Issues in Science and Technology Librarianship | Spring 2015 |
|||
DOI:10.5062/F42805MM |
URLs in this document have been updated. Links enclosed in {curly brackets} have been changed. If a replacement link was located, the new URL was added and the link is active; if a new site could not be identified, the broken link was removed. |
Chung-Yi Hou
Graduate School of Library and Information Science
University of Illinois at Urbana-Champaign
Champaign, Illinois
hou@illinois.edu
With the proliferation of digital technologies, scientists are exploring various methods for the integration of data to produce scientific discoveries. To maximize the potential of data for science advancement, proper stewardship must be provided to ensure data integrity and usability both for the short- and the long-term. In order to assist scientists and their library and information partners to gain familiarity, skills, and knowledge of data management, the Federation of Earth Science Information Partners (ESIP) has developed the Data Management for Scientists Short Course. The Short Course provides training on a range of data management topics, including metadata, file formats, and interoperable content. This paper provides an overview of the background and motivation for data management, followed by an introduction to the Short Course. The discussion on the Short Course' features demonstrates the advantages of learning the fundamentals of data management through the Short Course. The paper concludes by emphasizing the importance of familiarity with data management practices for both researchers and their library and information partners.

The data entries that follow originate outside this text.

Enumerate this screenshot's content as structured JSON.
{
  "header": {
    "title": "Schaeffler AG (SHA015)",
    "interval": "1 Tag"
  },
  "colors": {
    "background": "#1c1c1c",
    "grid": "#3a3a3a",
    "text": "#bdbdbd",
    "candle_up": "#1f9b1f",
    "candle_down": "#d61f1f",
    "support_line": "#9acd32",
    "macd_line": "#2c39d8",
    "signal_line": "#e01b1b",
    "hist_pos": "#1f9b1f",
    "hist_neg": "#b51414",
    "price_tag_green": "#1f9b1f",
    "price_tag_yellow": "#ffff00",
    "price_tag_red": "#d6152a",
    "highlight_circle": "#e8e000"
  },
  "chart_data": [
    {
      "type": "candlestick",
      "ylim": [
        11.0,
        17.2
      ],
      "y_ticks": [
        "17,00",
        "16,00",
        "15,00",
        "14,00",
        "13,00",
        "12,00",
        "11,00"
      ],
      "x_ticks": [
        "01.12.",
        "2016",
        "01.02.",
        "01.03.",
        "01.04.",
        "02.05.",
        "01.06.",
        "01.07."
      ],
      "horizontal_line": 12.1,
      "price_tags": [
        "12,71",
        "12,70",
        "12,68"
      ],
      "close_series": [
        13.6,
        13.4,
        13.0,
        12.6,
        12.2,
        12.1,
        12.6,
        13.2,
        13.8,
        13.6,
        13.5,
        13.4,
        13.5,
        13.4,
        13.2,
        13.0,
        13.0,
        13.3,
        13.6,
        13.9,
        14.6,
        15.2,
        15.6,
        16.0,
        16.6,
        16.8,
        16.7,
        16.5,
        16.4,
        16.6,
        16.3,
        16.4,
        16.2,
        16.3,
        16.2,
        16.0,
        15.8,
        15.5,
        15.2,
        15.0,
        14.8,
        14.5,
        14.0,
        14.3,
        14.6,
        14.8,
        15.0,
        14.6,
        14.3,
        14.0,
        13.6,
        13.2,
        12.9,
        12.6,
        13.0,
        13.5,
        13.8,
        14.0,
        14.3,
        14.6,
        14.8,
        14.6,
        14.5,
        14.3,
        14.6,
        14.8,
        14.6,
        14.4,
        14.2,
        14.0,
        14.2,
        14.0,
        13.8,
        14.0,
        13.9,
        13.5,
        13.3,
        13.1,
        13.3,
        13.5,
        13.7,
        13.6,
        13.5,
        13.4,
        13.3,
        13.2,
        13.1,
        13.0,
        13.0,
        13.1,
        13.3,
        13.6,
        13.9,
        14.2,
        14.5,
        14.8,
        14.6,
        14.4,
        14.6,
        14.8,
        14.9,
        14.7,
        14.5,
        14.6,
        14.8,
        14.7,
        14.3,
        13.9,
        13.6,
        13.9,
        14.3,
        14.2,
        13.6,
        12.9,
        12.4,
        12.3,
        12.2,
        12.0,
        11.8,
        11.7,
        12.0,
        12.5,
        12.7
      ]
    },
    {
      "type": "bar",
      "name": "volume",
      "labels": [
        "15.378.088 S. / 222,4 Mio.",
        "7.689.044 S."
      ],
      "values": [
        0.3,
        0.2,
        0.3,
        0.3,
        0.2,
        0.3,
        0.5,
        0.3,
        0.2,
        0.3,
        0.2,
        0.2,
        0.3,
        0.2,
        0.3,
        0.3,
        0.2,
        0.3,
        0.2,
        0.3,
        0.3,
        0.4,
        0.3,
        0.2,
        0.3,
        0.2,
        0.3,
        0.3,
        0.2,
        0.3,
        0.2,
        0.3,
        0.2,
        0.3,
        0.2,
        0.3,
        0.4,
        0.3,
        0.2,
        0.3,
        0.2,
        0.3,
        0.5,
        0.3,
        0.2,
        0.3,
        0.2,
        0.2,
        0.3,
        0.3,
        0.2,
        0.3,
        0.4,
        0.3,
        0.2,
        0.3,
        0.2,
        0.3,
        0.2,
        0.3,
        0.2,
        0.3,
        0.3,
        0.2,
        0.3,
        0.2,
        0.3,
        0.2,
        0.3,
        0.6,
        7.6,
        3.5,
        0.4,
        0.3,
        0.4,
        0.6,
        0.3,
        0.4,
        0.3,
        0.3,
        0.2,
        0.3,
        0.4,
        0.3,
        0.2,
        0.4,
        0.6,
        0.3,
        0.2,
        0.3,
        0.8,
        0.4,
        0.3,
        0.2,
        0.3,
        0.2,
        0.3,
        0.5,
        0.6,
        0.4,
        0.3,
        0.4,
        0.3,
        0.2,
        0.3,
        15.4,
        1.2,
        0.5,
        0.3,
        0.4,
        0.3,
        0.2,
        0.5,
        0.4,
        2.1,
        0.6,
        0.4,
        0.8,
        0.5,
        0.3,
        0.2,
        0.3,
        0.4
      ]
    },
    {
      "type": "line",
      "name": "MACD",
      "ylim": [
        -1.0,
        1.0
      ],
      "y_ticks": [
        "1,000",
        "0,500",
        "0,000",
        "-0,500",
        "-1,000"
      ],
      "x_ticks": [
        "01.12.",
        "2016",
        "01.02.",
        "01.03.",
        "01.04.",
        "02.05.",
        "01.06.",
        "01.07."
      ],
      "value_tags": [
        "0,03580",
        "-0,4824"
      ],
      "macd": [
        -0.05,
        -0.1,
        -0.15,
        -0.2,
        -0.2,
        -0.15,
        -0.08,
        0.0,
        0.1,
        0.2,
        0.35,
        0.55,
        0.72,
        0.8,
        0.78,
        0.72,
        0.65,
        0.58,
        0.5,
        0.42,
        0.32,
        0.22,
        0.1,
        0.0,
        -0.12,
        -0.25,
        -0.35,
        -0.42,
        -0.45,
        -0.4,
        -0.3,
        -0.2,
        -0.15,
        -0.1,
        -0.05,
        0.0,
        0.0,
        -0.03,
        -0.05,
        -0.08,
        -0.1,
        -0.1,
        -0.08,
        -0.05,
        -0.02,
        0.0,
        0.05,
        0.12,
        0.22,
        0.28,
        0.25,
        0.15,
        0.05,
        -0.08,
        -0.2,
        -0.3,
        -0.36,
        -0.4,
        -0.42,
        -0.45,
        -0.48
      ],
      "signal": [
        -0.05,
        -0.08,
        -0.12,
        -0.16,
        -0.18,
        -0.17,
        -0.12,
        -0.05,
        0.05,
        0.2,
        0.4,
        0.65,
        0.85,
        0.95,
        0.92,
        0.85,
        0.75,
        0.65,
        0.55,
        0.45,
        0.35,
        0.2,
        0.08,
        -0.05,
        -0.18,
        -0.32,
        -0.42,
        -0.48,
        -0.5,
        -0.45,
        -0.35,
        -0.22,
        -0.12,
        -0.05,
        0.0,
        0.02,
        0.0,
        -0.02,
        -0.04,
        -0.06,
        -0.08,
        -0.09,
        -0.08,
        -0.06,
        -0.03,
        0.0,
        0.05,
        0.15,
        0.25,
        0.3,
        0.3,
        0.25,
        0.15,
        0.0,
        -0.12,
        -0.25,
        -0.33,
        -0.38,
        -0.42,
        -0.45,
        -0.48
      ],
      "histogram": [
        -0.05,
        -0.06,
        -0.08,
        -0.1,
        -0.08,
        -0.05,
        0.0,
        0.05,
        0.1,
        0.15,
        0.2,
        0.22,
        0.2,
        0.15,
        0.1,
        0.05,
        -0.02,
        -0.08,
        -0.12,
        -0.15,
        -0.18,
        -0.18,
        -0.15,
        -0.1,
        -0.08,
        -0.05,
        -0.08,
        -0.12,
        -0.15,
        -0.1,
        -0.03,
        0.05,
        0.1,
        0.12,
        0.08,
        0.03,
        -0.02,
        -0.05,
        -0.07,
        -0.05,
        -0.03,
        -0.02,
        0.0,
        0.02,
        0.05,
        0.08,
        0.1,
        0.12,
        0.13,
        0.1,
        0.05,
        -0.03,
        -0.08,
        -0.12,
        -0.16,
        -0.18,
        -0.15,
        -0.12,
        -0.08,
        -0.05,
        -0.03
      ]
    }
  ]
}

The improvement of digital technologies initiated the era of eScience, denoted by "the use of digital technology for solving scientific problems" (Greenberg et al. 2009). The resulting data proliferation is manifested in the number of data sources available for researchers to use, as well as in the diversity of data types and formats. The EMC Digital Universe study (Gantz & Reinsel 2012), estimates that, between 2005 and 2020, the quantity of digital data created, replicated, and consumed will grow by a factor of 300, increasing from 130 exabytes (1018) to 40,000 exabytes. The constantly expanding volume of available data allows researchers to conceive of and participate in new research opportunities. For example, in climate science, the act of combining different datasets can produce high-resolution climate model datasets with improved details (Rife et al. 2014). In the biodiversity field, data integration likewise facilitates the investigation and visualization of human-environmental interactions and the resulting impacts (Del Rio et al. 2013; Spretke et al. 2011).

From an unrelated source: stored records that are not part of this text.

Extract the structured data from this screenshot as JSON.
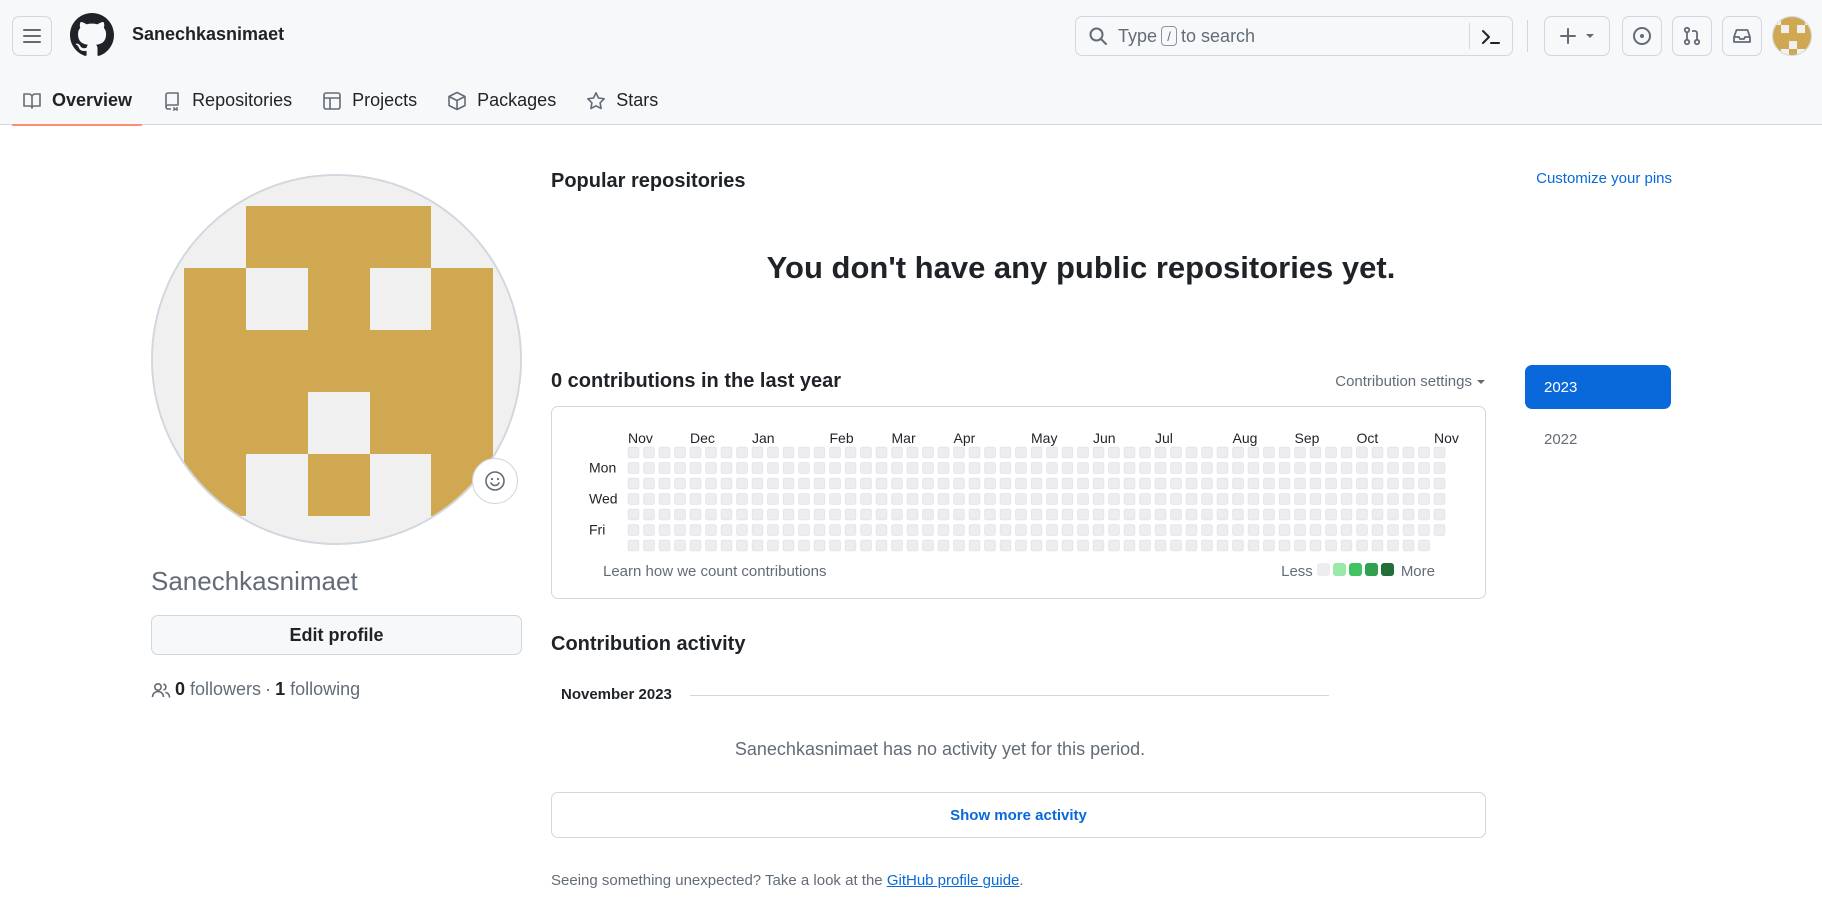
{
  "header": {
    "username": "Sanechkasnimaet",
    "search_placeholder_pre": "Type",
    "search_key": "/",
    "search_placeholder_post": "to search",
    "plus_icon": "plus-icon",
    "colors": {
      "bg": "#f6f8fa",
      "border": "#d0d7de"
    }
  },
  "tabs": [
    {
      "label": "Overview",
      "icon": "book-icon",
      "active": true
    },
    {
      "label": "Repositories",
      "icon": "repo-icon"
    },
    {
      "label": "Projects",
      "icon": "table-icon"
    },
    {
      "label": "Packages",
      "icon": "package-icon"
    },
    {
      "label": "Stars",
      "icon": "star-icon"
    }
  ],
  "profile": {
    "name": "Sanechkasnimaet",
    "edit_label": "Edit profile",
    "followers_count": "0",
    "followers_label": "followers",
    "following_count": "1",
    "following_label": "following",
    "avatar_color": "#d0a852"
  },
  "popular": {
    "title": "Popular repositories",
    "customize": "Customize your pins",
    "empty": "You don't have any public repositories yet."
  },
  "contributions": {
    "title": "0 contributions in the last year",
    "settings": "Contribution settings",
    "months": [
      "Nov",
      "Dec",
      "Jan",
      "Feb",
      "Mar",
      "Apr",
      "May",
      "Jun",
      "Jul",
      "Aug",
      "Sep",
      "Oct",
      "Nov"
    ],
    "days": [
      "Mon",
      "Wed",
      "Fri"
    ],
    "learn": "Learn how we count contributions",
    "less": "Less",
    "more": "More",
    "legend_colors": [
      "#ebedf0",
      "#9be9a8",
      "#40c463",
      "#30a14e",
      "#216e39"
    ]
  },
  "years": [
    "2023",
    "2022"
  ],
  "activity": {
    "title": "Contribution activity",
    "month": "November 2023",
    "empty": "Sanechkasnimaet has no activity yet for this period.",
    "show_more": "Show more activity",
    "note_pre": "Seeing something unexpected? Take a look at the",
    "note_link": "GitHub profile guide",
    "note_post": "."
  }
}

With the increase in digital data availability and the need to use these resources for scientific research, the expectation of easy and effective access is rising as well. The concept of open access to data, which encourages the dissemination and use of information by a wide community in a cost-effective manner, has been particularly promoted within the U.S. government for over two decades. The concept stems from the Circular No. A-130: Management of Federal Information Resources (Office of Management and Budget (US) 2000), which stipulates that with few exceptions (e.g., national security and privacy), government data should be openly available at no more than the cost of dissemination. In addition, data created through public funding are considered public goods (Jaeger et al. 2011). As a result, the concept of open access to information is broadly recognized by library and information science (LIS) organizations (Case & Matz 2003). Increasingly, as society benefits economically from new scientific developments (High Level Expert Group on Scientific Data 2010), we have gained more appreciation for data as national assets.
In 2013, these issues became more visible through the Open Data, Open Science, and Open Government initiatives of the White House Office of Science and Technology Policy (OSTP) ({https://web.archive.org/web/20161018042203/https://www.whitehouse.gov/administration/eop/ostp/initiatives}). Specifically, the "Open Data" element of the initiative aims to promote innovation and economic growth through public access and use of federal data. Equally important, the "Open Government" element intends to promote accountability for government actions through emphasizing data transparency, reproducibility, and collaboration.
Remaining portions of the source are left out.